EVERY year, the Gilgit-Baltistan (GB) Wildlife Department auctions various licences to both locals and foreigners for hunting the markhors and other rare species. All these auctions for licence-to-kill are given against a handsome amount of money that the hunters pay.
Recently, a trophy hunting programme got started in GB where the licences for hunting Astore markhor, blue sheep and Himalayan ibex were granted.
It must be noted that all these three species are rare, having a limited population. Similarly, on the International Union for Conservation of Nature (IUCN) Red List of threatened species, the Astore markhor is classified as a vulnerable species, and the blue sheep is classified as ‘near threatened’. These species already face numerous issues pertaining to their population decline, climate-oriented challenges, and loss of habitat.
On the other hand, some of the hunters use weapons which is against the rules set by the relevant department.
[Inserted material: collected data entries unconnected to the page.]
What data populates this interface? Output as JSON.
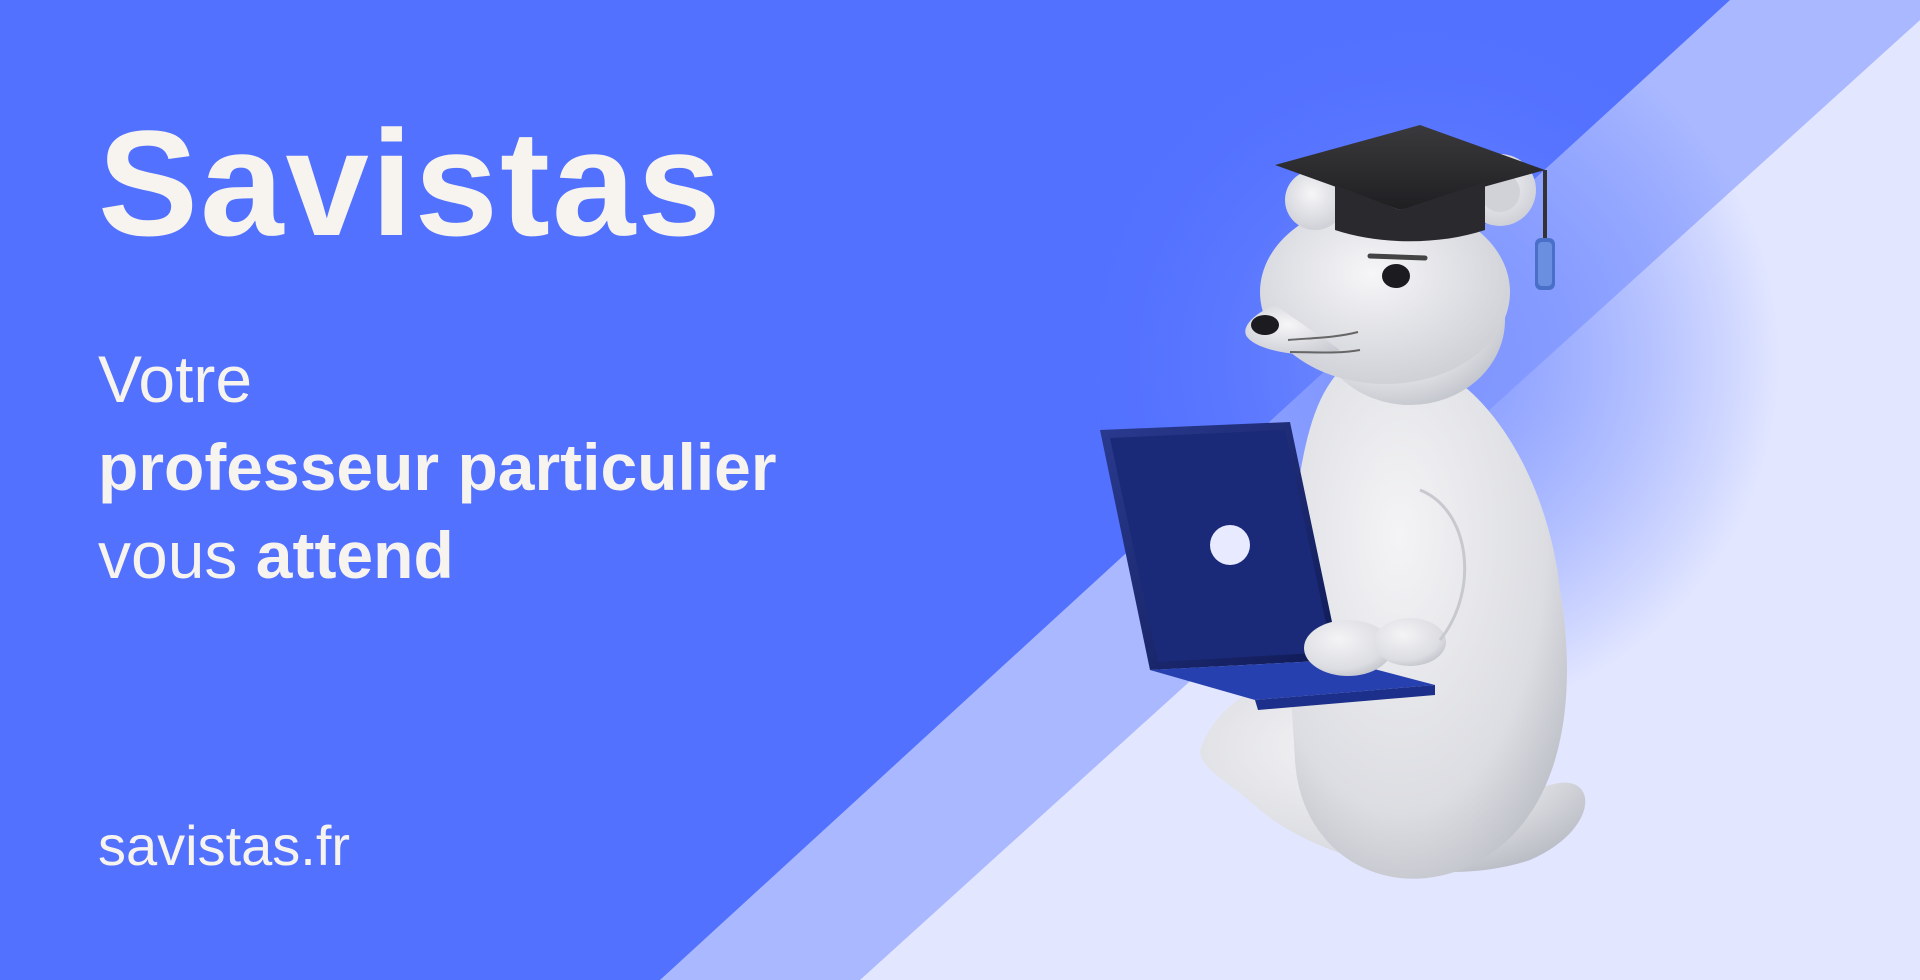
{
  "brand": {
    "name": "Savistas"
  },
  "tagline": {
    "line1": "Votre",
    "line2": "professeur particulier",
    "line3_light": "vous",
    "line3_strong": "attend"
  },
  "footer": {
    "url": "savistas.fr"
  },
  "colors": {
    "background": "#5271ff",
    "accent_light": "#a9b8ff",
    "accent_lighter": "#e2e6ff",
    "text": "#f7f3ef"
  },
  "mascot": {
    "icon": "ermine-graduate-with-laptop-icon"
  }
}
In some cases, their brutal shots kill the young and pregnant species, which further endangers the existence of such rare animals. The availability of such rare and beautiful species in Pakistan makes us unique in the world, and, to kill them for a mere chunk of money violates their rights enshrined both in the Constitution and international law.
Forests and wildlife should be protected under Article 38(2) of the Constitution. However, things are bleak in the country when we take a cursory glance at wildlife preservation. We have this so-called ‘trophy hunting’ programme, which is against the rights of vulnerable animals, and is a blatant cruelty. The state needs to take some pragmatic measures to save the unique recognition of Pakistan from extinction.
As far as the money is concerned that the wildlife department receives from the hunters, and utilises it for infrastructural projects, the state, in collaboration with international financial institutions, should provide GB with financial assistance. This approach can eliminate GB’s dependence on rich hunters for collecting revenue.
It is time we prioritised giving due importance to the unique species that we have, and launched a nationwide campaign to highlight their significance as they are the national assets of Pakistan.